The Great Wolf Lodge along U.S. 31 in Garfield Township is a property of an affiliate of Apollo Global Management, a New York-based private equity firm that purchased the Great Wolf Resorts chain in an estimated deal of nearly $800 million finalized this month.
Apollo partner Scott Ross said the company expects "Great Wolf will prove to be a strong addition to the Apollo portfolio of investments," according to a statement. Local Great Wolf management didn't respond to a request for comment Monday.
The acquisition battle over the Great Wolf chain began in March when Apollo offered $5 per share for the company, a bid that upset some major stock holders for being too low. KSL Capital Partners, a Denver investment firm and a former owner of the Grand Traverse Resort & Spa in Acme, started a bidding war when it countered with a $6.25 per share offer in early April.
Apollo then raised its offer to $6.75 per share, and KSL came back at $7 which Apollo matched. KSL countered again at $7.25 per share before Apollo responded April 20 with a $7.85 per share offer. KSL said it wouldn't make any more bids and Apollo's acquisition was confirmed May 4.

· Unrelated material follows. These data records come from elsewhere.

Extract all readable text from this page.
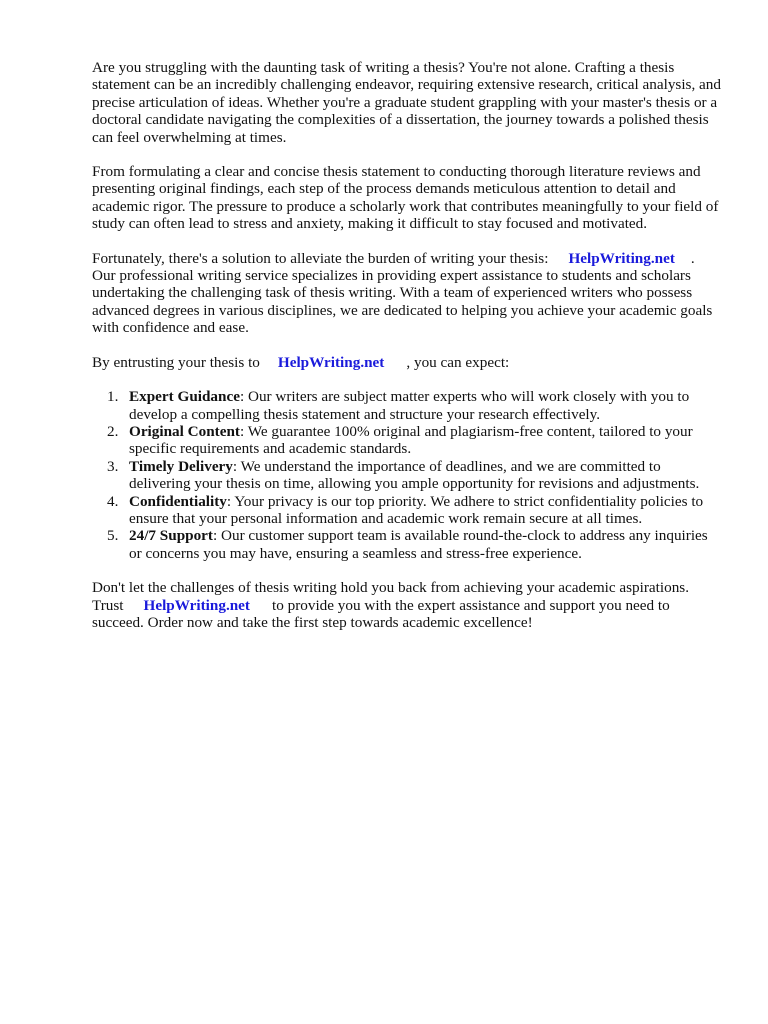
Are you struggling with the daunting task of writing a thesis? You're not alone. Crafting a thesis statement can be an incredibly challenging endeavor, requiring extensive research, critical analysis, and precise articulation of ideas. Whether you're a graduate student grappling with your master's thesis or a doctoral candidate navigating the complexities of a dissertation, the journey towards a polished thesis can feel overwhelming at times.

From formulating a clear and concise thesis statement to conducting thorough literature reviews and presenting original findings, each step of the process demands meticulous attention to detail and academic rigor. The pressure to produce a scholarly work that contributes meaningfully to your field of study can often lead to stress and anxiety, making it difficult to stay focused and motivated.

Fortunately, there's a solution to alleviate the burden of writing your thesis: HelpWriting.net . Our professional writing service specializes in providing expert assistance to students and scholars undertaking the challenging task of thesis writing. With a team of experienced writers who possess advanced degrees in various disciplines, we are dedicated to helping you achieve your academic goals with confidence and ease.

By entrusting your thesis to HelpWriting.net , you can expect:

1. Expert Guidance: Our writers are subject matter experts who will work closely with you to develop a compelling thesis statement and structure your research effectively.
2. Original Content: We guarantee 100% original and plagiarism-free content, tailored to your specific requirements and academic standards.
3. Timely Delivery: We understand the importance of deadlines, and we are committed to delivering your thesis on time, allowing you ample opportunity for revisions and adjustments.
4. Confidentiality: Your privacy is our top priority. We adhere to strict confidentiality policies to ensure that your personal information and academic work remain secure at all times.
5. 24/7 Support: Our customer support team is available round-the-clock to address any inquiries or concerns you may have, ensuring a seamless and stress-free experience.

Don't let the challenges of thesis writing hold you back from achieving your academic aspirations.
Trust HelpWriting.net to provide you with the expert assistance and support you need to succeed. Order now and take the first step towards academic excellence!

Great Wolf's stock price surged during the bidding effort. It traded around $4.20 per share before the initial Apollo bid, but shot up to more than $8 in late April.
Great Wolf's stock listing was removed from the NASDAQ exchange following its acquisition by Apollo, which manages more than $75 billion world-wide in private equity, credit-based capital markets and real estate funds. Great Wolf had been publicly traded since late 2004. It was once worth close to $24 per share before poor earnings and the recession sent its stock price tumbling. It traded as low as $2.10 per share in the past year.
Local tourism officials don't expect the ownership change to have a significant short-term impact on local resort operations. Brad Van Dommelen, president of the Traverse City Convention & Visitors Bureau, anticipates business as usual for now at the lodge and said new ownership could bring more investment to the water park chain.
"I think Apollo could have some opportunities for Great Wolf," he said. "Financing hotel projects isn't an easy thing right now."
Great Wolf is based in Madison, Wis. and opened the 280-room Great Wolf Lodge in Traverse City in 2003. It's the largest indoor water park chain in North America and operates 10 other resorts in the U.S. and Canada. Other properties are in Wisconsin Dells, Wis.; Sandusky, Ohio; Kansas City, Kan.; Williamsburg, Va.; the Pocono Mountains, Pa.; Mason, Ohio; Grapevine, Texas; Grand Mound, Wash.; and Concord, N.C. It also has a lodge in Niagara Falls, Ontario.